Virtanen R, MacDonald E, Kaisila M
Acta Pharmacol Toxicol (Copenh). 1986 May;58(5):348-54. doi: 10.1111/j.1600-0773.1986.tb00120.x.
The effect of detomidine, a novel veterinary sedative/analgesic, on the release and turnover of noradrenaline in rat brain was studied using both in vitro and in vivo techniques. Xylazine was included in the studies for comparison. Rat occipital cortex slices were preloaded with 3H-noradrenaline and the potassium-evoked release of tritium was measured using a superfusion system. Both detomidine and xylazine produced concentration dependent inhibition of stimulation evoked tritium release. A maximal inhibition of 66 and 50% was achieved at detomidine and xylazine concentrations of 1 X 10(-7) and 1 X 10(-6) M, respectively. The dose-response curve of detomidine was shifted to the right in a parallel manner by the selective alpha 2-antagonist idazoxan. Detomidine, while not altering the endogenous levels of noradrenaline, dopamine and 5-hydroxytryptamine, induced a dose-dependent inhibition of noradrenaline turnover as measured by the alpha-methyl-p-tyrosine method. Moreover, detomidine decreased the concentration of MHPG-SO4, the principal metabolite of central noradrenaline, in rat brain. Xylazine was in these tests at least two orders of magnitude less potent than detomidine.

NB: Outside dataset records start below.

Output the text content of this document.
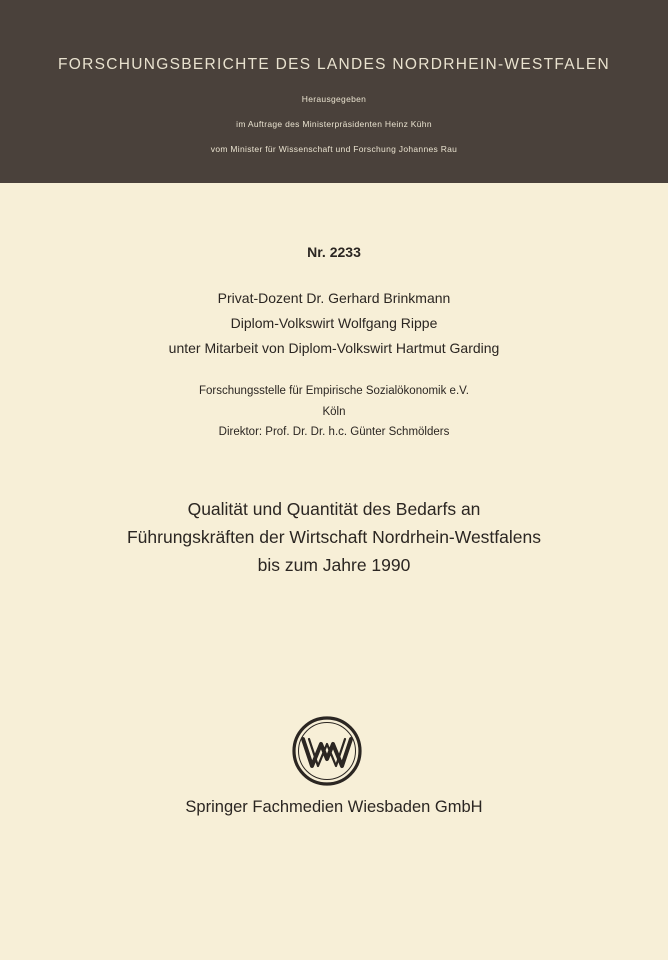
FORSCHUNGSBERICHTE DES LANDES NORDRHEIN-WESTFALEN
Herausgegeben
im Auftrage des Ministerpräsidenten Heinz Kühn
vom Minister für Wissenschaft und Forschung Johannes Rau
Nr. 2233
Privat-Dozent Dr. Gerhard Brinkmann
Diplom-Volkswirt Wolfgang Rippe
unter Mitarbeit von Diplom-Volkswirt Hartmut Garding
Forschungsstelle für Empirische Sozialökonomik e.V.
Köln
Direktor: Prof. Dr. Dr. h.c. Günter Schmölders
Qualität und Quantität des Bedarfs an
Führungskräften der Wirtschaft Nordrhein-Westfalens
bis zum Jahre 1990
Springer Fachmedien Wiesbaden GmbH
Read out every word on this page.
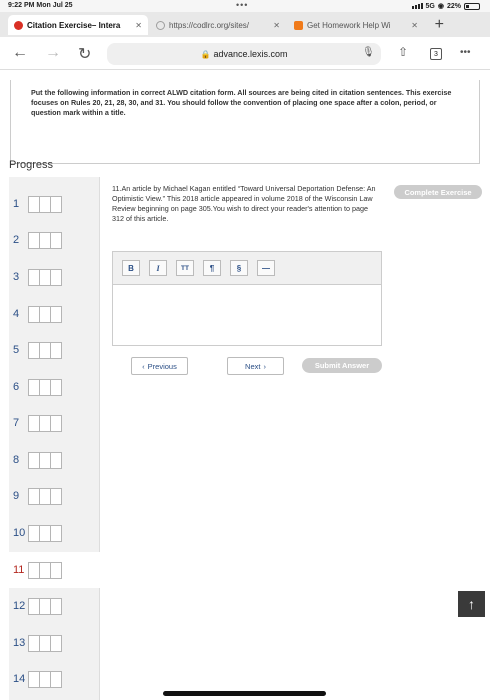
9:22 PM Mon Jul 25	•••	5G ◉ 22%
Citation Exercise– Intera ✕	https://codlrc.org/sites/	✕	Get Homework Help Wi	✕ +
← → ↻	🔒 advance.lexis.com	🎙 ⇧	3	•••
Put the following information in correct ALWD citation form. All sources are being cited in citation sentences. This exercise focuses on Rules 20, 21, 28, 30, and 31. You should follow the convention of placing one space after a colon, period, or question mark within a title.
Progress
1
2
3
4
5
6
7
8
9
10
11
12
13
14
11.An article by Michael Kagan entitled “Toward Universal Deportation Defense: An Optimistic View.” This 2018 article appeared in volume 2018 of the Wisconsin Law Review beginning on page 305.You wish to direct your reader's attention to page 312 of this article.
Complete Exercise
B	I	TT	¶	§	—
‹ Previous	Next ›	Submit Answer
↑
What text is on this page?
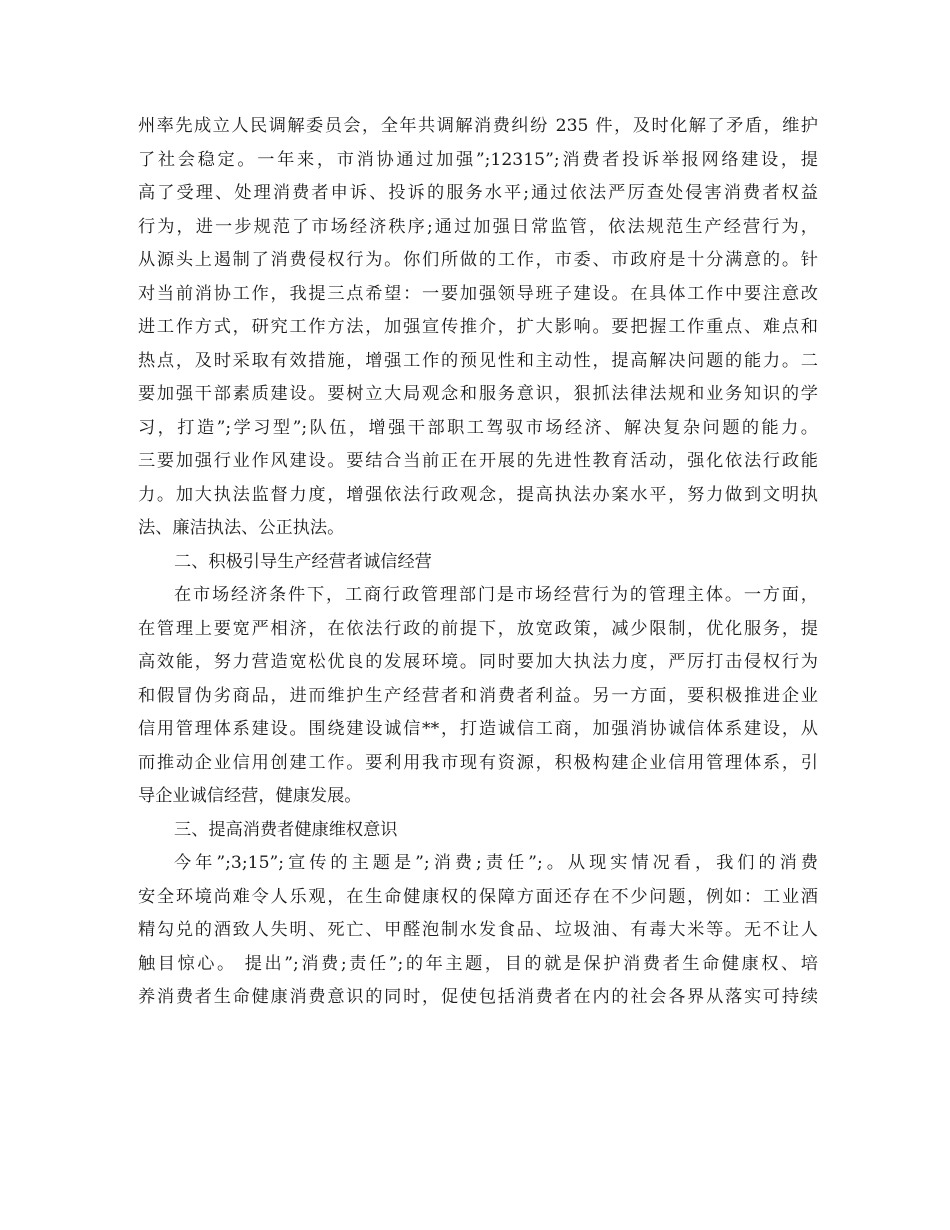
州率先成立人民调解委员会，全年共调解消费纠纷 235 件，及时化解了矛盾，维护
了社会稳定。一年来，市消协通过加强”;12315”;消费者投诉举报网络建设，提
高了受理、处理消费者申诉、投诉的服务水平;通过依法严厉查处侵害消费者权益
行为，进一步规范了市场经济秩序;通过加强日常监管，依法规范生产经营行为，
从源头上遏制了消费侵权行为。你们所做的工作，市委、市政府是十分满意的。针
对当前消协工作，我提三点希望：一要加强领导班子建设。在具体工作中要注意改
进工作方式，研究工作方法，加强宣传推介，扩大影响。要把握工作重点、难点和
热点，及时采取有效措施，增强工作的预见性和主动性，提高解决问题的能力。二
要加强干部素质建设。要树立大局观念和服务意识，狠抓法律法规和业务知识的学
习，打造”;学习型”;队伍，增强干部职工驾驭市场经济、解决复杂问题的能力。
三要加强行业作风建设。要结合当前正在开展的先进性教育活动，强化依法行政能
力。加大执法监督力度，增强依法行政观念，提高执法办案水平，努力做到文明执
法、廉洁执法、公正执法。
二、积极引导生产经营者诚信经营
在市场经济条件下，工商行政管理部门是市场经营行为的管理主体。一方面，
在管理上要宽严相济，在依法行政的前提下，放宽政策，减少限制，优化服务，提
高效能，努力营造宽松优良的发展环境。同时要加大执法力度，严厉打击侵权行为
和假冒伪劣商品，进而维护生产经营者和消费者利益。另一方面，要积极推进企业
信用管理体系建设。围绕建设诚信**，打造诚信工商，加强消协诚信体系建设，从
而推动企业信用创建工作。要利用我市现有资源，积极构建企业信用管理体系，引
导企业诚信经营，健康发展。
三、提高消费者健康维权意识
今年”;3;15”;宣传的主题是”;消费;责任”;。从现实情况看，我们的消费
安全环境尚难令人乐观，在生命健康权的保障方面还存在不少问题，例如：工业酒
精勾兑的酒致人失明、死亡、甲醛泡制水发食品、垃圾油、有毒大米等。无不让人
触目惊心。 提出”;消费;责任”;的年主题，目的就是保护消费者生命健康权、培
养消费者生命健康消费意识的同时，促使包括消费者在内的社会各界从落实可持续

采用体外和体内技术,研究了新型兽用镇静/镇痛药地托咪定对大鼠脑内去甲肾上腺素释放和周转的影响。研究中纳入赛拉嗪作为对照。用3H-去甲肾上腺素预加载大鼠枕叶皮质切片,并使用灌流系统测量钾诱发的氚释放。地托咪定和赛拉嗪均产生浓度依赖性的刺激诱发氚释放抑制作用。地托咪定和赛拉嗪浓度分别为1×10(-7)和1×10(-6)M时,最大抑制率分别为66%和50%。选择性α2拮抗剂咪唑克生使地托咪定的剂量-反应曲线平行右移。地托咪定虽然不改变去甲肾上腺素、多巴胺和5-羟色胺的内源性水平,但通过α-甲基-p-酪氨酸法测量,它可诱导剂量依赖性的去甲肾上腺素周转抑制。此外,地托咪定降低了大鼠脑中去甲肾上腺素的主要代谢产物MHPG-SO4的浓度。在这些试验中,赛拉嗪的效力比地托咪定至少低两个数量级。